Middle East M&A deals

MEA’s M&A valuations have nearly halved in 2014′s first quarter. This is quite an unexpected turn from the wave of positivity seen previously.

One of those few domains whose sales activities that have taken a hit in the first quarter of 2014 are the Mergers and Acquisitions (M&A) sectors in the MEA region with sales deals dropping to half of their previous value. This statistic is quite startling especially when considered that the M&A sector was one of the highest gainers for the whole of last year.
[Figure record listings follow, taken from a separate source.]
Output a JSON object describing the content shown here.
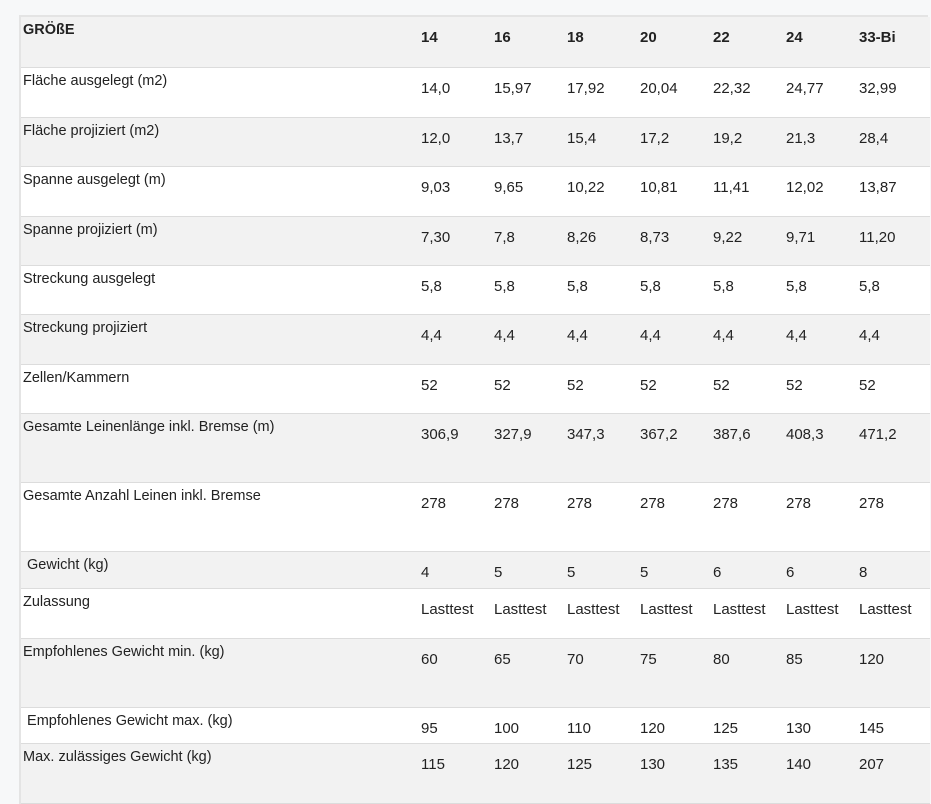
{
  "table": {
    "header": {
      "label": "GRÖßE",
      "values": [
        "14",
        "16",
        "18",
        "20",
        "22",
        "24",
        "33-Bi"
      ]
    },
    "rows": [
      {
        "label": "Fläche ausgelegt (m2)",
        "values": [
          "14,0",
          "15,97",
          "17,92",
          "20,04",
          "22,32",
          "24,77",
          "32,99"
        ]
      },
      {
        "label": "Fläche projiziert (m2)",
        "values": [
          "12,0",
          "13,7",
          "15,4",
          "17,2",
          "19,2",
          "21,3",
          "28,4"
        ]
      },
      {
        "label": "Spanne ausgelegt (m)",
        "values": [
          "9,03",
          "9,65",
          "10,22",
          "10,81",
          "11,41",
          "12,02",
          "13,87"
        ]
      },
      {
        "label": "Spanne projiziert (m)",
        "values": [
          "7,30",
          "7,8",
          "8,26",
          "8,73",
          "9,22",
          "9,71",
          "11,20"
        ]
      },
      {
        "label": "Streckung ausgelegt",
        "values": [
          "5,8",
          "5,8",
          "5,8",
          "5,8",
          "5,8",
          "5,8",
          "5,8"
        ]
      },
      {
        "label": "Streckung projiziert",
        "values": [
          "4,4",
          "4,4",
          "4,4",
          "4,4",
          "4,4",
          "4,4",
          "4,4"
        ]
      },
      {
        "label": "Zellen/Kammern",
        "values": [
          "52",
          "52",
          "52",
          "52",
          "52",
          "52",
          "52"
        ]
      },
      {
        "label": "Gesamte Leinenlänge inkl. Bremse (m)",
        "values": [
          "306,9",
          "327,9",
          "347,3",
          "367,2",
          "387,6",
          "408,3",
          "471,2"
        ]
      },
      {
        "label": "Gesamte Anzahl Leinen inkl. Bremse",
        "values": [
          "278",
          "278",
          "278",
          "278",
          "278",
          "278",
          "278"
        ]
      },
      {
        "label": " Gewicht (kg)",
        "values": [
          "4",
          "5",
          "5",
          "5",
          "6",
          "6",
          "8"
        ]
      },
      {
        "label": "Zulassung",
        "values": [
          "Lasttest",
          "Lasttest",
          "Lasttest",
          "Lasttest",
          "Lasttest",
          "Lasttest",
          "Lasttest"
        ]
      },
      {
        "label": "Empfohlenes Gewicht min. (kg)",
        "values": [
          "60",
          "65",
          "70",
          "75",
          "80",
          "85",
          "120"
        ]
      },
      {
        "label": " Empfohlenes Gewicht max. (kg)",
        "values": [
          "95",
          "100",
          "110",
          "120",
          "125",
          "130",
          "145"
        ]
      },
      {
        "label": "Max. zulässiges Gewicht (kg)",
        "values": [
          "115",
          "120",
          "125",
          "130",
          "135",
          "140",
          "207"
        ]
      }
    ]
  }
}
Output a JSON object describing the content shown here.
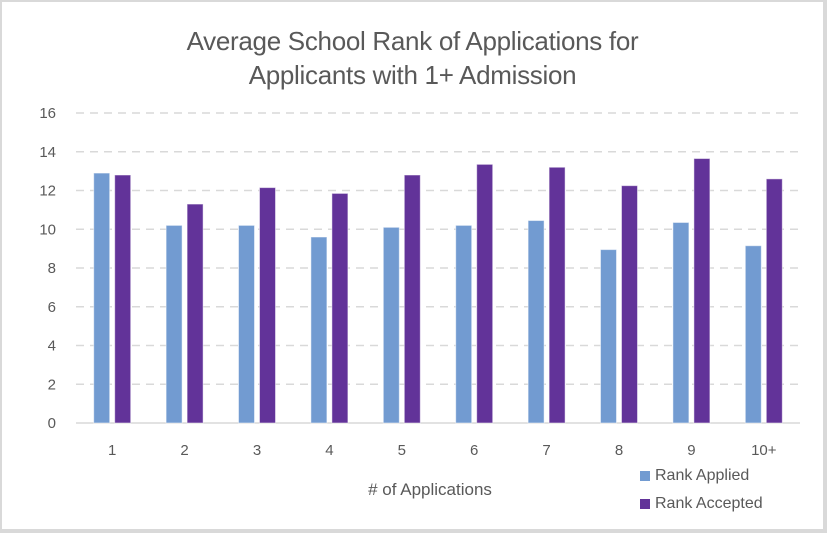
{
  "chart_data": {
    "type": "bar",
    "title_lines": [
      "Average School Rank of Applications for",
      "Applicants with 1+ Admission"
    ],
    "xlabel": "# of Applications",
    "ylabel": "",
    "categories": [
      "1",
      "2",
      "3",
      "4",
      "5",
      "6",
      "7",
      "8",
      "9",
      "10+"
    ],
    "ylim": [
      0,
      16
    ],
    "yticks": [
      0,
      2,
      4,
      6,
      8,
      10,
      12,
      14,
      16
    ],
    "grid": true,
    "legend_position": "bottom-right",
    "series": [
      {
        "name": "Rank Applied",
        "color": "#729BD1",
        "values": [
          12.9,
          10.2,
          10.2,
          9.6,
          10.1,
          10.2,
          10.45,
          8.95,
          10.35,
          9.15
        ]
      },
      {
        "name": "Rank Accepted",
        "color": "#623399",
        "values": [
          12.8,
          11.3,
          12.15,
          11.85,
          12.8,
          13.35,
          13.2,
          12.25,
          13.65,
          12.6
        ]
      }
    ]
  }
}
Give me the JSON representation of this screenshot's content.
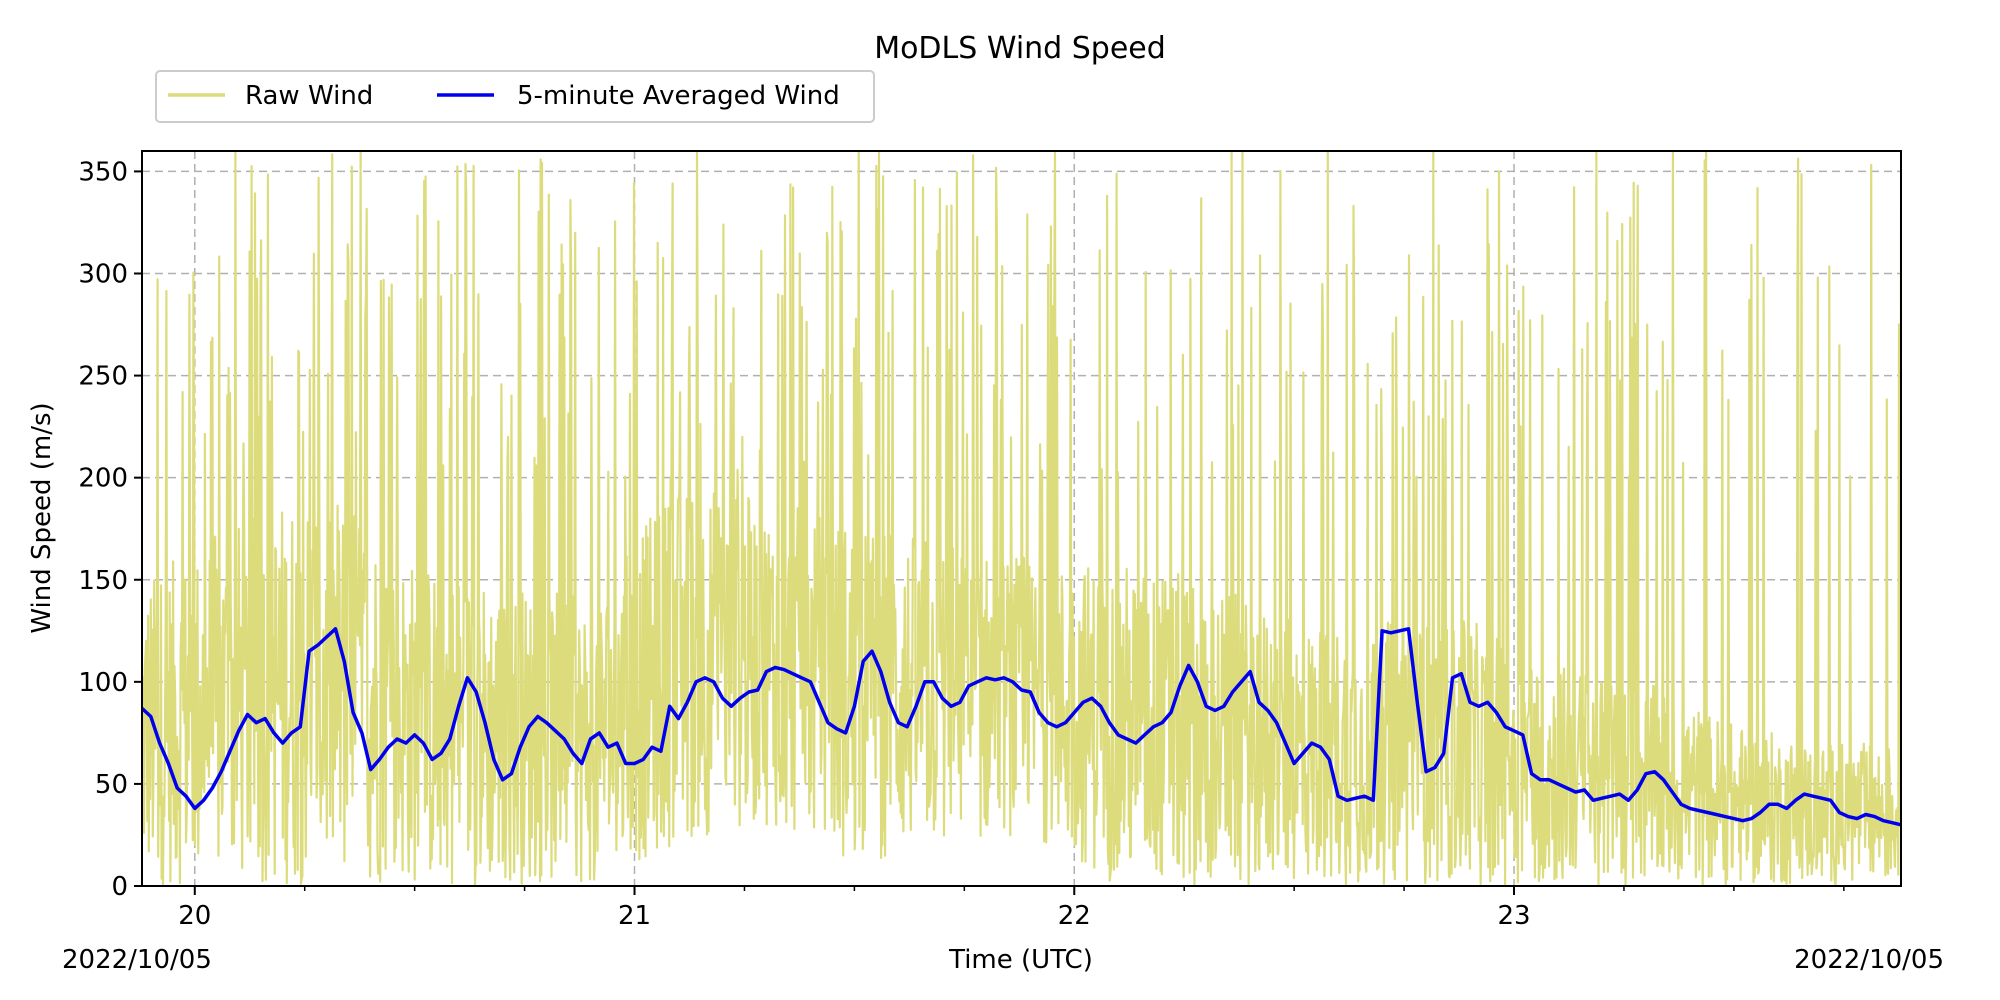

Other major highlights from the latest report by M&A intelligence provider Mergermarket on Q1 2014 M&A trends:

  • The first quarter valuation figures of M&A sector after the first quarter in the current year have reduced by about 50.4%
  • Monetarily this means a reduction in M&A dealings’ valuation of about 23.14 billion dirham or US$ 6.3 billion as compared to the monetary statistics of the previous year’s M&A dealings’ valuation of about 46.24 billion dirham or US$ 12.6 billion in the same time-span
  • As compared to 2013’s fourth quarter statistical tabulation for the M&A sector, there has been a decreased of nearly 60.4% that saw valuation of nearly US$ 16 billion
  • The previously lowest statistical valuation of M&A dealings were last seen in the second quarter of 2009 with M&A deals valuing up to US$ four billion
  • This figure is thus seen to be the most valuation decrease for the M&A sector in the last five years, extending back to 2009
  • Mining, energy and utilities sector had a lot of dealings totaling to about US$ 1.2 billion but overall, their dealings still dipped to about 70% of their previous year’s dealings in the time-span

However despite these startling percentages and figures, the following positives also emerge in the M&A sector which give a lot of positivity about the overall performance of the domain. These positives include:

  • Substantial investment in the technological domain totaling to about 71.4%
  • Increase of nearly seven times in the consumers’ domain as compared to dealings in the same time-span in the previous year

It is expected that these underlying positives will tone and re-shape the trends for the Middle East and Africa’s mergers and acquisitions’ domain thereby allowing for greater depth and substantiality in their overall economic activities.